We will use the mean absolute prediction error (MAPE) to compare the performance of the four forecasting methods.
true.value = sunSpots[2806:2820]
PE.mv = 100*(true.value - pred.mv)/true.value
PE.naive = 100*(true.value - pred.naive)/true.value
PE.snaive = 100*(true.value - pred.snaive)/true.value
PE.rwf = 100*(true.value - pred.rwf)/true.value
##
MAPE.mv = mean(abs(PE.mv))
MAPE.naive = mean(abs(PE.naive))
MAPE.snaive = mean(abs(PE.snaive))
MAPE.rwf = mean(abs(PE.rwf))
##
MAPE = c(MAPE.mv, MAPE.naive, MAPE.snaive, MAPE.rwf)
## residual-based Error
e.mv = true.value - pred.mv
e.naive = true.value - pred.naive
e.snaive = true.value - pred.snaive
e.rwf = true.value - pred.rwf
## MAD
MAD.mv = sum(abs(e.mv))
MAD.naive = sum(abs(e.naive))
MAD.snaive = sum(abs(e.snaive))
MAD.rwf = sum(abs(e.rwf))
MAD = c(MAD.mv, MAD.naive, MAD.snaive, MAD.rwf)
## MSE
MSE.mv = mean((e.mv)^2)
MSE.naive = mean((e.naive)^2)
MSE.snaive = mean((e.snaive)^2)
MSE.rwf = mean((e.rwf)^2)
MSE = c(MSE.mv, MSE.naive, MSE.snaive, MSE.rwf)
##
accuracy.table = cbind(MAPE = MAPE, MAD = MAD, MSE = MSE)

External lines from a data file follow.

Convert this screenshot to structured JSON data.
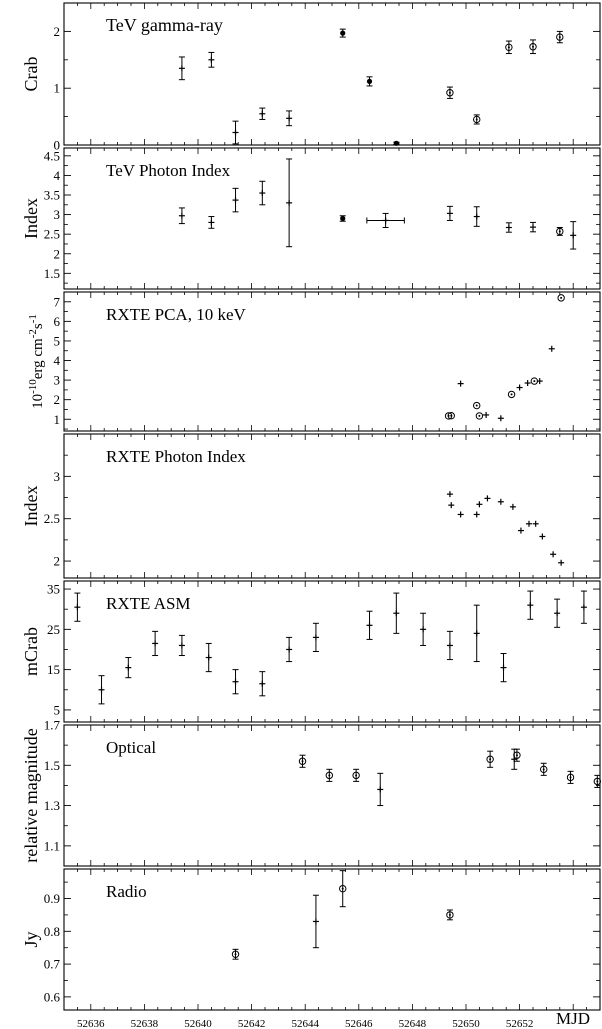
{
  "figure": {
    "xlabel": "MJD",
    "x_tick_labels": [
      "52636",
      "52638",
      "52640",
      "52642",
      "52644",
      "52646",
      "52648",
      "52650",
      "52652"
    ]
  },
  "chart_data": [
    {
      "type": "scatter",
      "title": "TeV gamma-ray",
      "ylabel": "Crab",
      "xlim": [
        52635,
        52655
      ],
      "ylim": [
        0,
        2.5
      ],
      "yticks": [
        0,
        1,
        2
      ],
      "grid": false,
      "series": [
        {
          "x": [
            52639.4,
            52640.5,
            52641.4,
            52642.4,
            52643.4,
            52645.4,
            52646.4,
            52647.4,
            52649.4,
            52650.4,
            52651.6,
            52652.5,
            52653.5
          ],
          "y": [
            1.35,
            1.5,
            0.22,
            0.55,
            0.47,
            1.97,
            1.12,
            0.03,
            0.92,
            0.45,
            1.72,
            1.73,
            1.9
          ],
          "yerr": [
            0.2,
            0.13,
            0.2,
            0.1,
            0.13,
            0.07,
            0.08,
            0.02,
            0.1,
            0.08,
            0.11,
            0.12,
            0.1
          ],
          "markers": [
            "plus",
            "plus",
            "plus",
            "plus",
            "plus",
            "filled",
            "filled",
            "filled",
            "circle",
            "circle",
            "circle",
            "circle",
            "circle"
          ]
        }
      ]
    },
    {
      "type": "scatter",
      "title": "TeV Photon Index",
      "ylabel": "Index",
      "xlim": [
        52635,
        52655
      ],
      "ylim": [
        1.1,
        4.7
      ],
      "yticks": [
        1.5,
        2,
        2.5,
        3,
        3.5,
        4,
        4.5
      ],
      "grid": false,
      "series": [
        {
          "x": [
            52639.4,
            52640.5,
            52641.4,
            52642.4,
            52643.4,
            52645.4,
            52647.0,
            52649.4,
            52650.4,
            52651.6,
            52652.5,
            52653.5,
            52654.0
          ],
          "y": [
            2.97,
            2.8,
            3.37,
            3.55,
            3.3,
            2.9,
            2.85,
            3.03,
            2.95,
            2.67,
            2.68,
            2.57,
            2.47
          ],
          "yerr": [
            0.2,
            0.15,
            0.3,
            0.3,
            1.12,
            0.07,
            0.18,
            0.18,
            0.25,
            0.12,
            0.12,
            0.1,
            0.35
          ],
          "xerr": [
            0,
            0,
            0,
            0,
            0,
            0,
            0.7,
            0,
            0,
            0,
            0,
            0,
            0
          ],
          "markers": [
            "plus",
            "plus",
            "plus",
            "plus",
            "plus",
            "filled",
            "plus",
            "plus",
            "plus",
            "plus",
            "plus",
            "circle",
            "plus"
          ]
        }
      ]
    },
    {
      "type": "scatter",
      "title": "RXTE PCA, 10 keV",
      "ylabel": "10-10erg cm-2s-1",
      "ylabel_parts": {
        "base": "10",
        "exp1": "-10",
        "mid1": "erg cm",
        "exp2": "-2",
        "mid2": "s",
        "exp3": "-1"
      },
      "xlim": [
        52635,
        52655
      ],
      "ylim": [
        0.4,
        7.5
      ],
      "yticks": [
        1,
        2,
        3,
        4,
        5,
        6,
        7
      ],
      "grid": false,
      "series": [
        {
          "x": [
            52649.35,
            52649.45,
            52649.8,
            52650.4,
            52650.5,
            52650.75,
            52651.3,
            52651.7,
            52652.0,
            52652.3,
            52652.55,
            52652.75,
            52653.2,
            52653.55
          ],
          "y": [
            1.17,
            1.18,
            2.82,
            1.7,
            1.17,
            1.22,
            1.05,
            2.27,
            2.62,
            2.85,
            2.95,
            2.95,
            4.6,
            7.2
          ],
          "markers": [
            "circle",
            "circle",
            "plus",
            "circle",
            "circle",
            "plus",
            "plus",
            "circle",
            "plus",
            "plus",
            "circle",
            "plus",
            "plus",
            "circle"
          ]
        }
      ]
    },
    {
      "type": "scatter",
      "title": "RXTE Photon Index",
      "ylabel": "Index",
      "xlim": [
        52635,
        52655
      ],
      "ylim": [
        1.8,
        3.5
      ],
      "yticks": [
        2,
        2.5,
        3
      ],
      "grid": false,
      "series": [
        {
          "x": [
            52649.4,
            52649.45,
            52649.8,
            52650.4,
            52650.5,
            52650.8,
            52651.3,
            52651.75,
            52652.05,
            52652.35,
            52652.6,
            52652.85,
            52653.25,
            52653.55
          ],
          "y": [
            2.79,
            2.66,
            2.55,
            2.55,
            2.67,
            2.74,
            2.7,
            2.64,
            2.36,
            2.44,
            2.44,
            2.29,
            2.08,
            1.98
          ],
          "markers": [
            "plus",
            "plus",
            "plus",
            "plus",
            "plus",
            "plus",
            "plus",
            "plus",
            "plus",
            "plus",
            "plus",
            "plus",
            "plus",
            "plus"
          ]
        }
      ]
    },
    {
      "type": "scatter",
      "title": "RXTE ASM",
      "ylabel": "mCrab",
      "xlim": [
        52635,
        52655
      ],
      "ylim": [
        2,
        37
      ],
      "yticks": [
        5,
        15,
        25,
        35
      ],
      "grid": false,
      "series": [
        {
          "x": [
            52635.5,
            52636.4,
            52637.4,
            52638.4,
            52639.4,
            52640.4,
            52641.4,
            52642.4,
            52643.4,
            52644.4,
            52646.4,
            52647.4,
            52648.4,
            52649.4,
            52650.4,
            52651.4,
            52652.4,
            52653.4,
            52654.4
          ],
          "y": [
            30.5,
            10,
            15.5,
            21.5,
            21,
            18,
            12,
            11.5,
            20,
            23,
            26,
            29,
            25,
            21,
            24,
            15.5,
            31,
            29,
            30.5
          ],
          "yerr": [
            3.5,
            3.5,
            2.5,
            3,
            2.5,
            3.5,
            3,
            3,
            3,
            3.5,
            3.5,
            5,
            4,
            3.5,
            7,
            3.5,
            3.5,
            3.5,
            4
          ],
          "markers": [
            "plus",
            "plus",
            "plus",
            "plus",
            "plus",
            "plus",
            "plus",
            "plus",
            "plus",
            "plus",
            "plus",
            "plus",
            "plus",
            "plus",
            "plus",
            "plus",
            "plus",
            "plus",
            "plus"
          ]
        }
      ]
    },
    {
      "type": "scatter",
      "title": "Optical",
      "ylabel": "relative magnitude",
      "xlim": [
        52635,
        52655
      ],
      "ylim": [
        1.0,
        1.7
      ],
      "yticks": [
        1.1,
        1.3,
        1.5,
        1.7
      ],
      "grid": false,
      "series": [
        {
          "x": [
            52643.9,
            52644.9,
            52645.9,
            52646.8,
            52650.9,
            52651.8,
            52651.9,
            52652.9,
            52653.9,
            52654.9
          ],
          "y": [
            1.52,
            1.45,
            1.45,
            1.38,
            1.53,
            1.53,
            1.55,
            1.48,
            1.44,
            1.42
          ],
          "yerr": [
            0.03,
            0.03,
            0.03,
            0.08,
            0.04,
            0.05,
            0.03,
            0.03,
            0.03,
            0.03
          ],
          "markers": [
            "circle",
            "circle",
            "circle",
            "plus",
            "circle",
            "plus",
            "circle",
            "circle",
            "circle",
            "circle"
          ]
        }
      ]
    },
    {
      "type": "scatter",
      "title": "Radio",
      "ylabel": "Jy",
      "xlim": [
        52635,
        52655
      ],
      "ylim": [
        0.56,
        0.99
      ],
      "yticks": [
        0.6,
        0.7,
        0.8,
        0.9
      ],
      "grid": false,
      "series": [
        {
          "x": [
            52641.4,
            52644.4,
            52645.4,
            52649.4
          ],
          "y": [
            0.73,
            0.83,
            0.93,
            0.85
          ],
          "yerr": [
            0.015,
            0.08,
            0.055,
            0.015
          ],
          "markers": [
            "circle",
            "plus",
            "circle",
            "circle"
          ]
        }
      ]
    }
  ]
}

row.names(accuracy.table) = c("Moving Average", "Naive", "Seasonal Naive", "Drift")
kable(accuracy.table, caption ="Overall performance of the four forecasting methods")
| MAPE | MAD | MSE | |
|---|---|---|---|
| Moving Average | 35.21840 | 424.9160 | 1197.977 |
| Naive | 35.26579 | 426.4000 | 1207.949 |
| Seasonal Naive | 69.57910 | 593.2000 | 2334.351 |
| Drift | 35.26507 | 426.4947 | 1208.491 |
In summary, the moving average method has the best performance. Note that the methods introduced in this module are baseline forecasting. They are all descriptive since we did not use any statistical assumptions. In the next module, we will introduce a few formal non-parametric forecasting methods - exponential forecasting methods. We will use the same accuracy measures to compare different forecasting methods.